Approximately 60% of an average adult's body mass is water (about 40 L in a 70 kg adult). This fraction is higher in infants and lower in the elderly and in obesity. Body water is distributed between two main compartments:
- Intracellular fluid (ICF) - fluid inside cells; about 70% of total body water (~28 L in a 70 kg adult).

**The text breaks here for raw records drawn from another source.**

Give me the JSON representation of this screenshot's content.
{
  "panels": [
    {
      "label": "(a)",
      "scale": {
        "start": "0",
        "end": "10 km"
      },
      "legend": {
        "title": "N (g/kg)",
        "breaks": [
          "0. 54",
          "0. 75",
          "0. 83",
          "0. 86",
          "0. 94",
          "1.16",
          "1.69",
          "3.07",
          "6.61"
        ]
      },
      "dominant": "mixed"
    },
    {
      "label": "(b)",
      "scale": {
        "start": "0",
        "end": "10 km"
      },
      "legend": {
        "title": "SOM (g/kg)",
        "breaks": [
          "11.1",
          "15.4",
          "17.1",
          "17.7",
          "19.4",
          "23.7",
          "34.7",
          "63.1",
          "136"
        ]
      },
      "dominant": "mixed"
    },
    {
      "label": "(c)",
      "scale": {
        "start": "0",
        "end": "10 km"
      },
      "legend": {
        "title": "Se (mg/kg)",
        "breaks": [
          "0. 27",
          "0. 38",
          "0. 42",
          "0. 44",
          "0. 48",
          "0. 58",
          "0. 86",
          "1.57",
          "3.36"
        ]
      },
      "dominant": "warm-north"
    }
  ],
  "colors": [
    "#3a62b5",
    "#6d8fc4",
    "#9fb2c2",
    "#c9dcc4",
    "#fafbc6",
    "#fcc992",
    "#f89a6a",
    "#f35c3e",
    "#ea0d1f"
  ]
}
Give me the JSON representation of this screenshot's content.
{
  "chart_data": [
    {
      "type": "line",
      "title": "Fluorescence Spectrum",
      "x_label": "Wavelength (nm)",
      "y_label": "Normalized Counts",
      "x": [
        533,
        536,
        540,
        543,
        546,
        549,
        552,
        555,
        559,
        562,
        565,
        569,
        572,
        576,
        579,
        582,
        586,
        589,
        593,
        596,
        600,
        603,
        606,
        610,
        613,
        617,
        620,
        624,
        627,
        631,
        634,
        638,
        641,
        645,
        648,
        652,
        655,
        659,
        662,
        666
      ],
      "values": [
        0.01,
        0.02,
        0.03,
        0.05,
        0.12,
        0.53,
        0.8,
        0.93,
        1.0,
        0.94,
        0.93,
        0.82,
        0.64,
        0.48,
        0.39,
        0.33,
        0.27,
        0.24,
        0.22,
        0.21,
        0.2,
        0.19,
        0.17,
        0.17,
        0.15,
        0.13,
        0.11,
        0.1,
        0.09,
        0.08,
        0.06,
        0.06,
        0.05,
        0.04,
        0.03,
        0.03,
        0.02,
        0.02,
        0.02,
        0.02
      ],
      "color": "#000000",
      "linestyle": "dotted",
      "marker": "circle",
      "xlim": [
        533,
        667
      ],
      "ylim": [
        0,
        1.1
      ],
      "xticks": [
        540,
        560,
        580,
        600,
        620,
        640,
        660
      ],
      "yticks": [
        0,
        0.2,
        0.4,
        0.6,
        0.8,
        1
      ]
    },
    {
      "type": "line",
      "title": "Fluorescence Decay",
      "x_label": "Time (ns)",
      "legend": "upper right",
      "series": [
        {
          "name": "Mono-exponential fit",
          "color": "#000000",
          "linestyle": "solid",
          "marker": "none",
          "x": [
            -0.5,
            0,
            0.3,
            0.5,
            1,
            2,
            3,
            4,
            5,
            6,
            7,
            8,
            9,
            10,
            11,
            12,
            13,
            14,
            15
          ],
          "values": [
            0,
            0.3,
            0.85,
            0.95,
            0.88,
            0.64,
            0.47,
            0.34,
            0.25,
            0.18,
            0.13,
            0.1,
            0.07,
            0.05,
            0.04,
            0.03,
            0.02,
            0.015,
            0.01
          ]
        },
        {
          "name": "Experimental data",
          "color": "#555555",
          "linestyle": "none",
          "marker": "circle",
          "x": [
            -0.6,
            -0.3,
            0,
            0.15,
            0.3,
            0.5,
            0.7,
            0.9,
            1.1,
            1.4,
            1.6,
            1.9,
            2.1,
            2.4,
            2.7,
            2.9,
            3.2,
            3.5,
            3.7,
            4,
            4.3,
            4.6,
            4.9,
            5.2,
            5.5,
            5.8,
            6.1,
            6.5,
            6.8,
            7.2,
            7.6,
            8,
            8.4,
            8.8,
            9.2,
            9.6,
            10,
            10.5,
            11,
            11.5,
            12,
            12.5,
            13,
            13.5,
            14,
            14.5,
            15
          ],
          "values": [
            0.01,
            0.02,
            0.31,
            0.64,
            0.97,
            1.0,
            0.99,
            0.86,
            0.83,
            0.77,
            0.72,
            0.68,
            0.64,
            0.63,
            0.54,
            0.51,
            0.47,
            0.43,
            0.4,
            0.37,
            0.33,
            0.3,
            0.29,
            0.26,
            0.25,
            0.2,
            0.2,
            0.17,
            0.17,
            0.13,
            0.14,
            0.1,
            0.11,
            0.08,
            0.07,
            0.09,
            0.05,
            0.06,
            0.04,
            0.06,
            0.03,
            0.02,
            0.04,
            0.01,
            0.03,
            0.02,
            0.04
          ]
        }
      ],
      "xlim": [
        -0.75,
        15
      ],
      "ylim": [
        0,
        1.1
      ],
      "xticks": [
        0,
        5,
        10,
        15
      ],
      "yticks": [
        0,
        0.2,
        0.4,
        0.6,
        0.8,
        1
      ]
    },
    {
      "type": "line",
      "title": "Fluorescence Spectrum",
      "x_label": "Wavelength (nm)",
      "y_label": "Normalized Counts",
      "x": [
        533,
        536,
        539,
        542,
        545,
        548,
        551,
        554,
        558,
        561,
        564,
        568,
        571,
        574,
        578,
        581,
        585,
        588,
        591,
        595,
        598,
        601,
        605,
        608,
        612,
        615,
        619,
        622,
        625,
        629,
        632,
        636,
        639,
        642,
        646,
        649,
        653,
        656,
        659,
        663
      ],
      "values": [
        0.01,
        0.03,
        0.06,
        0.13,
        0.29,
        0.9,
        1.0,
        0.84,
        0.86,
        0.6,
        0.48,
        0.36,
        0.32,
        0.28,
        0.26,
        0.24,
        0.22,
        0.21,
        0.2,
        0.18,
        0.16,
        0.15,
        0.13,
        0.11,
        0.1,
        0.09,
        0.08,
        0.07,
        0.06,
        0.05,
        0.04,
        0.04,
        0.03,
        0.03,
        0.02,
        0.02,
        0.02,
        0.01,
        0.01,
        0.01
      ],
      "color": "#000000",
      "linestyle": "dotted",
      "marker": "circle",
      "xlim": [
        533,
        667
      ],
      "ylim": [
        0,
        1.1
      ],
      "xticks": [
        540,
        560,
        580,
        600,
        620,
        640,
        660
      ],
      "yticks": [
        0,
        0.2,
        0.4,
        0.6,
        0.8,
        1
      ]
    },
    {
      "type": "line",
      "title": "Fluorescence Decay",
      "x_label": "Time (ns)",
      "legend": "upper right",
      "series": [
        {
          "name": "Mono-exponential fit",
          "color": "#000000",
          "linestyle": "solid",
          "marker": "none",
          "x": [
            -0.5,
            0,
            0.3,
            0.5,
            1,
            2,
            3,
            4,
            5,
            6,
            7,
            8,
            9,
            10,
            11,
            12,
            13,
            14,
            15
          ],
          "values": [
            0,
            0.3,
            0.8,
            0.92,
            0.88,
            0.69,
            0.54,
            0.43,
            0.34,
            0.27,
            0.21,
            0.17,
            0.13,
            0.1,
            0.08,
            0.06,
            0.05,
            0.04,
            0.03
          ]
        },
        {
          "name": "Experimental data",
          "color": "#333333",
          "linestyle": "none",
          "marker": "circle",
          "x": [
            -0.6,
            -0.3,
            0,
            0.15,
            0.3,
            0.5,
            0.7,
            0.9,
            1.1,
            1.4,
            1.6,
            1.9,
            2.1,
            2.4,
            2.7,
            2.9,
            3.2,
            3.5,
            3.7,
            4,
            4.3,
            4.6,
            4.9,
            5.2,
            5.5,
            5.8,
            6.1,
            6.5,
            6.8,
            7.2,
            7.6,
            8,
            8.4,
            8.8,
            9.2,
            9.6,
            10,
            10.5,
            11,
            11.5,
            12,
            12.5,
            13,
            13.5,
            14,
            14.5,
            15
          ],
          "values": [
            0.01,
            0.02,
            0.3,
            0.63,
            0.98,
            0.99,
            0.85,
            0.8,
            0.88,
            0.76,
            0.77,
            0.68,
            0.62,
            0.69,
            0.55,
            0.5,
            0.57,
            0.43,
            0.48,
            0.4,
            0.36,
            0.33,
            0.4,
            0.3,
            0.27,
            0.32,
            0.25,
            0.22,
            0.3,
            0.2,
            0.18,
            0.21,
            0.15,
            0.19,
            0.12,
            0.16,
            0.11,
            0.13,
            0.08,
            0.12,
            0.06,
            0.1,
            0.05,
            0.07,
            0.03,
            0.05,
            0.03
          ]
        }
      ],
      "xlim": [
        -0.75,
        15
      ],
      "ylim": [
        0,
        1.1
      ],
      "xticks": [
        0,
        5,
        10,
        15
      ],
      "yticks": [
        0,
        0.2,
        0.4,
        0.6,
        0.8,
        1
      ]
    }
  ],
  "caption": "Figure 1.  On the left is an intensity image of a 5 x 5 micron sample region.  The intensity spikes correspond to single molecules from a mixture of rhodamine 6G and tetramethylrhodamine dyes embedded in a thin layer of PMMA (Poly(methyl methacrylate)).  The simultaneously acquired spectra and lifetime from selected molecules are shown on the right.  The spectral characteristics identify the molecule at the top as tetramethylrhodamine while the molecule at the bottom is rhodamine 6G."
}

- Extracellular fluid (ECF) - fluid outside cells; about 30% of total body water (~12 L), which includes interstitial fluid bathing tissues and plasma (the liquid portion of blood).
Extracellular fluid
The extracellular fluid comprises plasma, lymph, cerebrospinal fluid, interstitial (tissue) fluid and small specialised fluids (synovial, pleural, pericardial). Interstitial fluid bathes most cells and is the medium for exchange of gases, nutrients and wastes between blood and cells. The composition of ECF must be tightly regulated: for example, small changes in plasma potassium or sodium concentrations can cause muscle weakness, cardiac arrhythmias or neurological symptoms.
Intracellular fluid
The composition of the intracellular fluid differs significantly from ECF. For example, sodium concentration is much higher in the ECF than in the ICF, whereas potassium concentration is higher inside cells than outside. This ionic distribution is actively maintained by membrane transport mechanisms (for example, the sodium-potassium pump, Na+/K+-ATPase). Water moves freely across most cell membranes, so changes in ECF osmolarity produce rapid changes in cell water content and volume.
Homeostatic mechanisms - including hormonal control, renal function and respiratory regulation - continually adjust the composition and volume of body fluids to support normal cellular and organ function.